[Date Prev][Date Next][Thread Prev][Thread Next][Date Index][Thread Index]
Sat, 7 Jun 2008 15:11:28 -0400
> 2008/6/7 John Darrington <address@hidden>:
> > On Thu, Jun 05, 2008 at 05:05:38PM -0400, Jason Stover wrote:
> > The big
> > problem there is the "accounting" problem of mapping values of a
> > qualitative
> > variable back and forth to vectors with binary entries.
> > I don't understand why this is a "big" problem, but perhaps I'm being
> > naive. Would it be possible to have a brief specification for the
> > problem.
On Sat, Jun 07, 2008 at 09:49:27AM +0100, Ed wrote:
> I read this code last night, and the existing implementation is
> straightforward, but doesn't handle some of the more complicated
> sigma restricted encoding (this seems tough - might be worth leaving
> as a later enhancement)
> - which lead to:
> nested designs
> [partial] factorial designs
> mixture surface models (i think they're called - regression with
> I'm not sure what the ideal spec for a routine building a design
> matrix is. The existing code does everything you need at a basic
> level, provided you have all your independent variables, but it
> doesn't introduce terms to handle interactions.
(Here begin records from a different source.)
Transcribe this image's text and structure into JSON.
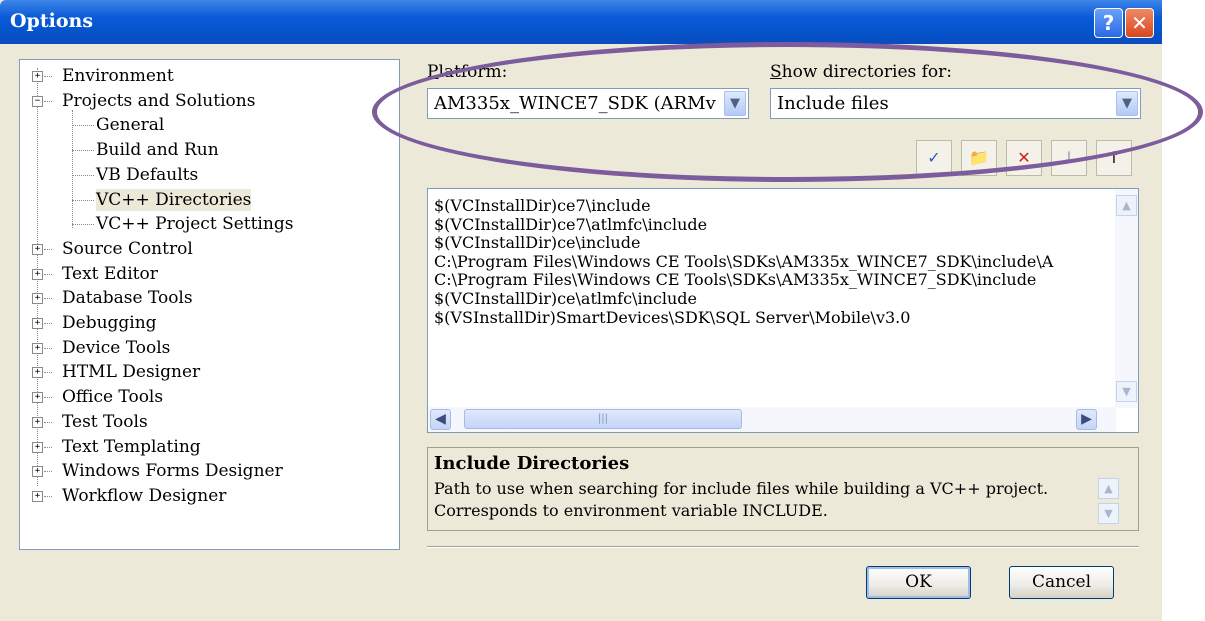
{
  "window": {
    "title": "Options"
  },
  "title_buttons": {
    "help": "?",
    "close": "✕"
  },
  "tree": {
    "items": [
      {
        "label": "Environment",
        "expander": "+"
      },
      {
        "label": "Projects and Solutions",
        "expander": "−"
      },
      {
        "label": "General",
        "child": true
      },
      {
        "label": "Build and Run",
        "child": true
      },
      {
        "label": "VB Defaults",
        "child": true
      },
      {
        "label": "VC++ Directories",
        "child": true,
        "selected": true
      },
      {
        "label": "VC++ Project Settings",
        "child": true
      },
      {
        "label": "Source Control",
        "expander": "+"
      },
      {
        "label": "Text Editor",
        "expander": "+"
      },
      {
        "label": "Database Tools",
        "expander": "+"
      },
      {
        "label": "Debugging",
        "expander": "+"
      },
      {
        "label": "Device Tools",
        "expander": "+"
      },
      {
        "label": "HTML Designer",
        "expander": "+"
      },
      {
        "label": "Office Tools",
        "expander": "+"
      },
      {
        "label": "Test Tools",
        "expander": "+"
      },
      {
        "label": "Text Templating",
        "expander": "+"
      },
      {
        "label": "Windows Forms Designer",
        "expander": "+"
      },
      {
        "label": "Workflow Designer",
        "expander": "+"
      }
    ]
  },
  "platform": {
    "label_first": "P",
    "label_rest": "latform:",
    "value": "AM335x_WINCE7_SDK (ARMv"
  },
  "show_dirs": {
    "label_first": "S",
    "label_rest": "how directories for:",
    "value": "Include files"
  },
  "toolbar": {
    "buttons": [
      {
        "icon": "checkmark-icon",
        "glyph": "✓"
      },
      {
        "icon": "new-folder-icon",
        "glyph": "📁"
      },
      {
        "icon": "delete-icon",
        "glyph": "✕"
      },
      {
        "icon": "move-down-icon",
        "glyph": "↓"
      },
      {
        "icon": "move-up-icon",
        "glyph": "↑"
      }
    ]
  },
  "directories": [
    "$(VCInstallDir)ce7\\include",
    "$(VCInstallDir)ce7\\atlmfc\\include",
    "$(VCInstallDir)ce\\include",
    "C:\\Program Files\\Windows CE Tools\\SDKs\\AM335x_WINCE7_SDK\\include\\A",
    "C:\\Program Files\\Windows CE Tools\\SDKs\\AM335x_WINCE7_SDK\\include",
    "$(VCInstallDir)ce\\atlmfc\\include",
    "$(VSInstallDir)SmartDevices\\SDK\\SQL Server\\Mobile\\v3.0"
  ],
  "description": {
    "title": "Include Directories",
    "line1": "Path to use when searching for include files while building a VC++ project.",
    "line2": "Corresponds to environment variable INCLUDE."
  },
  "buttons": {
    "ok": "OK",
    "cancel": "Cancel"
  },
  "colors": {
    "title_bar": "#0553c8",
    "highlight_ellipse": "#7c5c9c",
    "dialog_bg": "#ece9d8"
  }
}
Something on top
> perhaps needs to take a model spec like A(B) C C*D or whatever and
> turn that into a set of independent variables for the design matrix
> routine to handle.
This is what makes the design matrix routine a "big" problem. I'm not
sure how big, but it does need to know which columns in the matrix
belong to which variables (that's already done), which columns
correspond to interactions, which to nested effects, and random
effects. Mapping interactions to columns might not be easy. Also, the
coefficient portion of the model struct will need a way to match
coefficients with columns (or maybe variables). The GLM procedure code
would have to call the design matrix code, hand it a model with any
conceivable combination of these kinds of effects, and get a design
matrix back, along with a way to match any variables (or combinations
thereof) with the corresponding columns in the design matrix. This was
the hardest part of writing the REGRESSION procedure, so I think
it will be the hardest part of writing a GLM procedure.
Once the design matrix is in place, estimation can proceed according
to one of the many algorithms out there in the literature. Even if we
picked the wrong one, it wouldn't be hard to change purely linear
algebraic code later. The problem is going to be getting the data to
the algorithm, and sorting through the results afterward.
> I haven't really thought this through yet, but I am hoping to work on it.
I'm not sure of the best way to do it, either. It might be worth taking a
look at similar code in R.